Yes, it is OK for you to represent the seller in this situation. However, you should make it clear to this new client that you cannot reveal to him any confidential information provided to you by your former client unless that client consents to the release of that information to the seller. While there may be little confidential information obtained from the buyer that would be of interest to the seller, it should be noted that information about material defects in the property is not considered confidential information under the Code of Ethics or the Real Estate License Act. Thus, if you had obtained material information about the property while representing your former buyer client, you would be required to disclose that information to the seller and any subsequent buyer of the property during your representation of the seller.

A prospective buyer emailed me to view a property I listed after seeing my listing on my website. Is there a form I should give him to disclose that I represent the seller?

No, there isn’t a form available for this purpose. Past agency disclosure forms led to misuse and misunderstandings about the nature of those forms and their intended purpose. Don’t confuse this representation disclosure with the written notice about brokerage services.

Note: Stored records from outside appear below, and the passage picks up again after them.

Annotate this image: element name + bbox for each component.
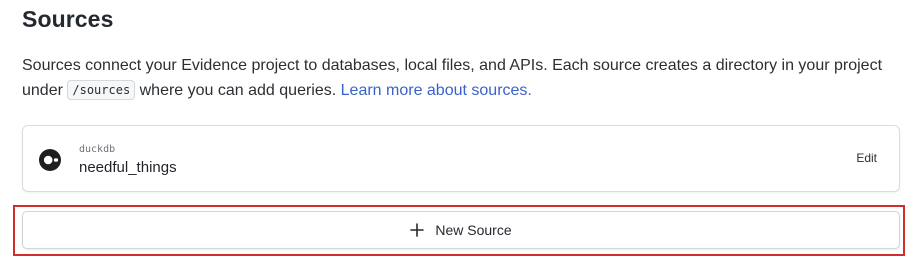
page-title: Sources <box>22 6 114 32</box>
sources-path-code: /sources <box>67 80 136 100</box>
source-name-label: needful_things <box>79 159 177 176</box>
description-text-end: where you can add queries. <box>135 82 341 99</box>
new-source-button[interactable]: New Source <box>22 211 900 249</box>
duckdb-icon <box>39 149 61 171</box>
source-card[interactable]: duckdb needful_things Edit <box>22 125 900 192</box>
plus-icon <box>410 223 425 237</box>
source-type-label: duckdb <box>79 144 116 155</box>
new-source-label: New Source <box>435 222 512 238</box>
sources-description: Sources connect your Evidence project to… <box>22 53 902 103</box>
edit-source-button[interactable]: Edit <box>856 151 877 165</box>
learn-more-link[interactable]: Learn more about sources. <box>341 82 532 99</box>
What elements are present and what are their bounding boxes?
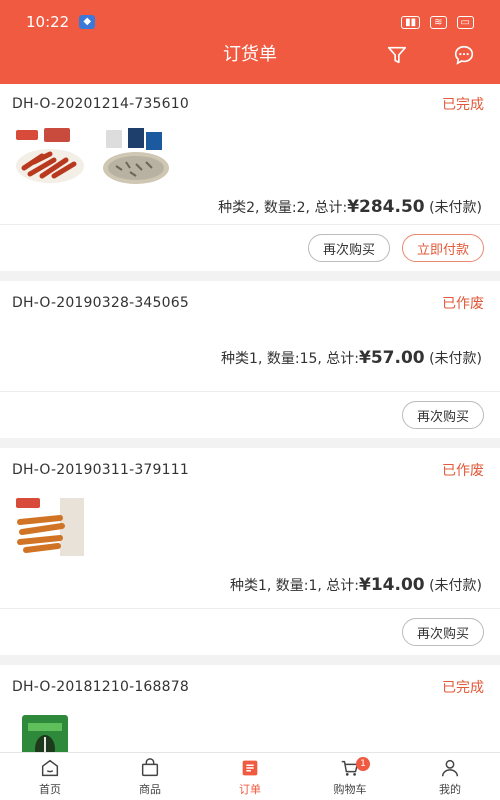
status-icons: ▮▮ ≋ ▭ [401,15,474,29]
page-title: 订货单 [223,44,277,65]
order-card[interactable]: DH-O-20190311-379111 已作废 种类1, 数量:1, 总计:¥… [0,448,500,655]
filter-icon[interactable] [386,44,408,66]
summary-text: 种类2, 数量:2, 总计: [218,200,348,216]
order-number: DH-O-20190311-379111 [12,462,189,478]
order-list[interactable]: DH-O-20201214-735610 已完成 种类2, 数量:2, 总计:¥… [0,84,500,752]
order-status: 已作废 [442,463,484,479]
message-icon[interactable] [452,44,476,66]
product-thumbnails [0,492,500,568]
order-number: DH-O-20181210-168878 [12,679,189,695]
order-number: DH-O-20190328-345065 [12,295,189,311]
status-bar: 10:22 ◆ ▮▮ ≋ ▭ [0,0,500,44]
order-header: DH-O-20181210-168878 已完成 [0,665,500,709]
tab-label: 商品 [139,782,161,796]
order-amount: ¥14.00 [359,575,425,595]
signal-icon: ▮▮ [401,15,421,29]
tab-label: 订单 [239,782,261,796]
product-image-seeds-bag[interactable] [14,713,76,752]
order-icon [242,760,258,775]
payment-status: (未付款) [424,200,482,216]
order-amount: ¥57.00 [359,348,425,368]
summary-text: 种类1, 数量:15, 总计: [221,351,360,367]
order-amount: ¥284.50 [347,197,425,217]
product-image-spicy-strips[interactable] [14,496,86,560]
product-thumbnails [0,709,500,752]
product-image-sunflower-seeds[interactable] [100,128,172,186]
tab-orders[interactable]: 订单 [200,753,300,800]
status-time: 10:22 [26,13,70,31]
order-actions: 再次购买 [0,609,500,655]
tab-label: 我的 [439,782,461,796]
order-header: DH-O-20190311-379111 已作废 [0,448,500,492]
product-thumbnails [0,124,500,190]
buy-again-button[interactable]: 再次购买 [401,618,484,646]
tab-label: 首页 [39,782,61,796]
order-header: DH-O-20201214-735610 已完成 [0,84,500,124]
cart-badge: 1 [356,757,370,771]
order-status: 已作废 [442,296,484,312]
bag-icon [141,757,159,776]
bottom-tab-bar: 首页 商品 订单 1 购物车 我的 [0,752,500,800]
order-summary: 种类1, 数量:15, 总计:¥57.00 (未付款) [0,341,500,375]
order-card[interactable]: DH-O-20190328-345065 已作废 种类1, 数量:15, 总计:… [0,281,500,438]
tab-cart[interactable]: 1 购物车 [300,753,400,800]
tab-label: 购物车 [333,782,367,796]
order-card[interactable]: DH-O-20201214-735610 已完成 种类2, 数量:2, 总计:¥… [0,84,500,271]
payment-status: (未付款) [424,578,482,594]
product-image-spicy-strips[interactable] [14,128,86,186]
order-header: DH-O-20190328-345065 已作废 [0,281,500,325]
order-status: 已完成 [442,97,484,113]
home-icon [41,759,59,776]
order-actions: 再次购买 [0,392,500,438]
order-number: DH-O-20201214-735610 [12,96,189,112]
pay-now-button[interactable]: 立即付款 [401,234,484,262]
order-summary: 种类1, 数量:1, 总计:¥14.00 (未付款) [0,568,500,602]
nav-bar: 订货单 [0,44,500,84]
order-card[interactable]: DH-O-20181210-168878 已完成 [0,665,500,752]
user-icon [441,759,459,776]
summary-text: 种类1, 数量:1, 总计: [229,578,360,594]
notification-icon: ◆ [79,15,96,29]
tab-profile[interactable]: 我的 [400,753,500,800]
buy-again-button[interactable]: 再次购买 [307,234,390,262]
battery-icon: ▭ [456,15,474,29]
tab-home[interactable]: 首页 [0,753,100,800]
order-actions: 再次购买 立即付款 [0,225,500,271]
payment-status: (未付款) [424,351,482,367]
order-status: 已完成 [442,680,484,696]
buy-again-button[interactable]: 再次购买 [401,401,484,429]
wifi-icon: ≋ [430,15,447,29]
order-summary: 种类2, 数量:2, 总计:¥284.50 (未付款) [0,190,500,224]
tab-products[interactable]: 商品 [100,753,200,800]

Verbal or written disclosure of representation is acceptable, but it should be done upon first contact with another party to the transaction or with another licensee representing a party to the transaction. In this scenario, your call or email response will be the first contact with this prospective buyer.

If a contract is subsequently executed by your seller client and this prospective buyer, a written notation of who you represent will be provided in the Broker Information section of the TREC contracts.